勝野さん(司会)
まず、お二人の骨粗鬆症とのかかわりからお願いできますか。
青柳教授
地域で暮らしている方の骨粗鬆症予防で骨折を防ぎ、寝たきり防止に努めています。今は、大島町に月1回ぐらいのペースで行き、町保健センターの骨粗鬆症健診事業のなかで40歳以上の方を年間200人ぐらい診ています。

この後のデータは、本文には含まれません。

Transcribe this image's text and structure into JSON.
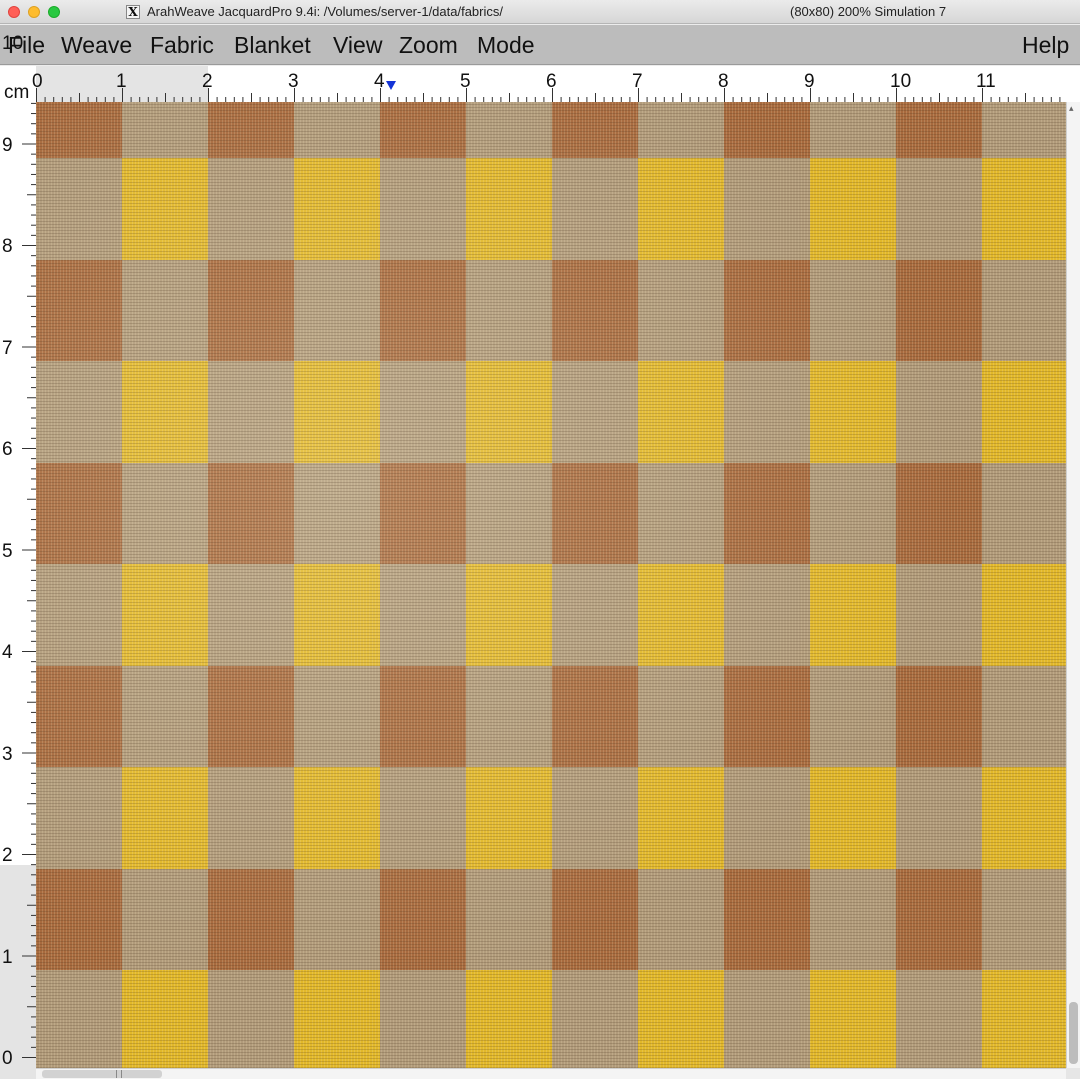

桐山 長崎大学医学部付属病院の第1内科でいわゆるホルモンに関する疾患、内分泌疾患、甲状腺、副腎、脳下垂体といった疾患を研究していました。その中でもカルシウム代謝疾患、特に骨粗鬆症を専門とする病院を開業したわけです。 一日に50〜60人の患者さんが来院され、3分の1ぐらいが骨粗鬆症の患者さんです。骨粗鬆症を専門とする開業医は、長崎県では初めてだと思います。
勝野さん(司会)
まず骨粗鬆症とは何なのかからご説明くださいますか?
桐山 骨の量が減って骨の中の構造が弱くなり、骨折しやすくなる状態ですね。
勝野さん(司会)
女性に多いのは何故なのですか?
桐山 女性ホルモンは骨の量を維持するのに大事なわけです。生理が終わる閉経で、女性ホルモンが減り、骨の量も急速に減るのです。ですから、50歳前後を境に女性の患者が非常に多くなります。
勝野さん(司会)
骨粗鬆症をめぐる最近の動向は?
桐山 例えば、動脈硬化といいますと加齢現象の一つですが、心筋梗塞、脳梗塞の原因になるということで治療しています。骨も年齢とともに量が減ります。必ず減るので、一種の加齢現象ということになります。病気かどうかと議論があったのですが、やはり高齢化社会が進むとともに骨折が多くなってきて寝たきりになる人も増えてきました。それで、最近では積極的に治療しようということになってきたのですね。世界的な動向です。
勝野さん(司会)
最新の診断法、治療はどうなっているのでしょうか?
桐山 骨粗鬆症の診断はここ10年ぐらいは、骨量を中心に測ってきました。最近では、骨構造、性状を調べなくてはいけないという傾向です。かなりの精度で調べられるようになってきました。骨構造は、CTで骨の断面を見ます。超音波を骨に通してスピード、波形がどのようになるかで骨の性状を見ようという考えもあります。
昔は、骨が折れてから骨粗鬆症ということになりましたが、全く無症状でも骨検診をして、量が少なければ将来的に骨折の可能性が高いので、ある量以下は積極的に治療しようという動きが出てきました。